Portfolio landlords – those with four or more mortgaged buy-to-let properties – now face more stringent checks by lenders when buying additional properties.
Since the end of September, new portfolio lending rules issued by city watchdog the Prudential Regulation Authority mean that lenders must look at a landlord’s entire property portfolio when deciding whether to offer them a buy-to-let mortgage on a property.
The rules have been introduced to provide lenders with greater certainty that landlords will definitely be able to afford any additional borrowing they take on.
Different lenders, different approaches
Many lenders have confirmed that they will continue to provide buy-to-let mortgages to portfolio landlords, although they will require much more information about their existing properties before they will accept a new application.
Other lenders, however, put off by the longer underwriting process and an increase in paperwork, have taken the decision to move away from lending to portfolio landlords following the rule changes.

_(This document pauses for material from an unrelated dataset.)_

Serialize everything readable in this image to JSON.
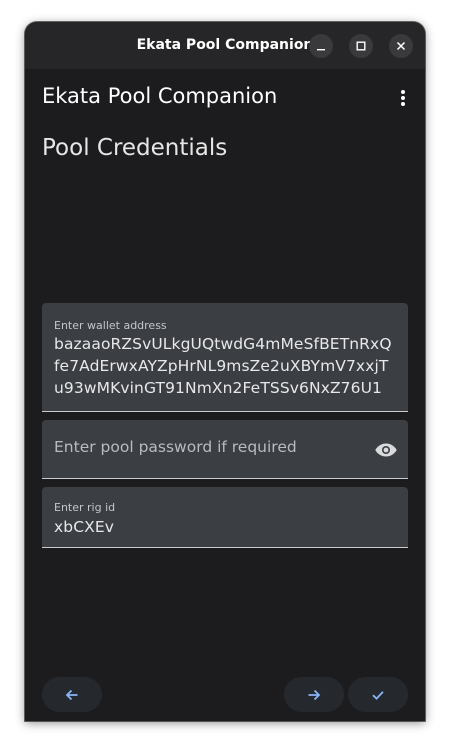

Some have said that although they are not prepared to accept new applications for additional buy-to-let lending from portfolio landlords, they will still consider remortgages, but only if they are on a like-for-like basis.
What portfolio landlords can do to prepare
Landlords with multiple properties who are planning to add to their portfolios can help speed the mortgage application process along by making sure they have all the information lenders will require ready in advance.
Lenders will want to understand any existing mortgages already in place, as well as the amount of rental income each property in the portfolio brings in, along with any expenses, such as maintenance costs. They are also likely to look at your assets, liabilities and cash flow. This is so they carry out an assessment of affordability right across the portfolio, to be certain that you won’t be over-exposing yourself financially by increasing your borrowing.
There are other rules which have recently come into effect which also affect landlords. For example, lenders now need to impose a ‘stress test’ for the first five years of the loan when you apply for a mortgage, so that they can check you’d still be able to afford monthly payments if rates go up.
However, they may adopt a more flexible approach if you are applying for a five-year fixed rate buy-to-let mortgage as if rates do increase during this period, your monthly payments won’t be affected.